Master’s thesis- 1 min
This thesis presents my research during the completion of my Master’s degree at the Université de Montréal at Mila under the supervision of Professor Yoshua Bengio. This work was done with the collaboration of postdoctoral researcher Min Lin at Mila.
This document is structured in such a way to introduce the machine learning basics in the first chapter to be able to follow the work detailed in the subsequent ones. Chapters 2, 3 and 4 detail different experiments to study how useful having a communication channel between deep learning models can be.
I include below the full summary for convenience. The full document can also be found at this link.
As artificial intelligence systems spread to more diverse and larger tasks in many domains, the machine learning algorithms, and in particular the deep learning models and the databases required to train them are getting bigger themselves. Some algorithms do allow for some scaling of large computations by leveraging data parallelism. However, they often require a large amount of data to be exchanged in order to ensure the shared knowledge throughout the compute nodes is accurate.

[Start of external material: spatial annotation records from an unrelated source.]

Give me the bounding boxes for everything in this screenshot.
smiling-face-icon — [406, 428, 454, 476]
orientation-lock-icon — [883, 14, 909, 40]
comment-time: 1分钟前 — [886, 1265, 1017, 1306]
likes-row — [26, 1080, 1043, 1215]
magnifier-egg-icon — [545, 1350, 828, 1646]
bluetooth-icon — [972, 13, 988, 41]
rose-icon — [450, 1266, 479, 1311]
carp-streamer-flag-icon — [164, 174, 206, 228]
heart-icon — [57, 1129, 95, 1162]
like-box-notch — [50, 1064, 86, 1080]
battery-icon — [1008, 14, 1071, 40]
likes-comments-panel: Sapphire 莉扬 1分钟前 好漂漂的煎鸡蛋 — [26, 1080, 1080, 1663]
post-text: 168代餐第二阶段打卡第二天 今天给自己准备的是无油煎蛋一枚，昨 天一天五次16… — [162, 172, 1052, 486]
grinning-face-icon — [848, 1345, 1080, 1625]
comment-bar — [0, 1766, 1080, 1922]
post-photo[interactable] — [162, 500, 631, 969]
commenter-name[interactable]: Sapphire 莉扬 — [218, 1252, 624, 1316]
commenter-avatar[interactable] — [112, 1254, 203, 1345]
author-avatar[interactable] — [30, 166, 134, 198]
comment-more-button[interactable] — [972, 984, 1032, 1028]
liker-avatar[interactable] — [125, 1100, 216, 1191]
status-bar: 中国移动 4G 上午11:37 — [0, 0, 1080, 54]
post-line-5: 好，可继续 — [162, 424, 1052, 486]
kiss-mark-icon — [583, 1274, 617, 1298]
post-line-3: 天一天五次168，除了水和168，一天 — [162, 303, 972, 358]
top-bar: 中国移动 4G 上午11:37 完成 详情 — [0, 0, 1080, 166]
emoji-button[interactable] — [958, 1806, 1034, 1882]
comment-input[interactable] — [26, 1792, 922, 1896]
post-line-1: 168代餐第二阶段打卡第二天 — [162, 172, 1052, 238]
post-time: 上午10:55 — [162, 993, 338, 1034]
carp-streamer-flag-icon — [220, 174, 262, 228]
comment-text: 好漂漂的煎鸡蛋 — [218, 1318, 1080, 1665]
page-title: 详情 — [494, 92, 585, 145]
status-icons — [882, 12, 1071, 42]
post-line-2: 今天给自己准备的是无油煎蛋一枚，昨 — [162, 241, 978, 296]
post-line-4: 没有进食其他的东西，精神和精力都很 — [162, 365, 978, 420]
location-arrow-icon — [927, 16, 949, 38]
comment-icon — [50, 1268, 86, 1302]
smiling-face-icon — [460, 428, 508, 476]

In this work, the effect of different levels of communications between deep learning models is studied, in particular how it affects performance. The first approach studied looks at decentralizing the numerous computations that are done in parallel in training procedures such as synchronous and asynchronous stochastic gradient descent. In this setting, a simplified communication that consists of exchanging low bandwidth outputs between compute nodes can be beneficial. In the following chapter, the communication protocol is slightly modified to further include training instructions. Indeed, this is studied in a simplified setup where a pre-trained model, analogous to a teacher, can customize a randomly initialized model’s training procedure to accelerate learning. Finally, a communication channel where two deep learning models can exchange a purposefully crafted language is explored while allowing for different ways of optimizing that language.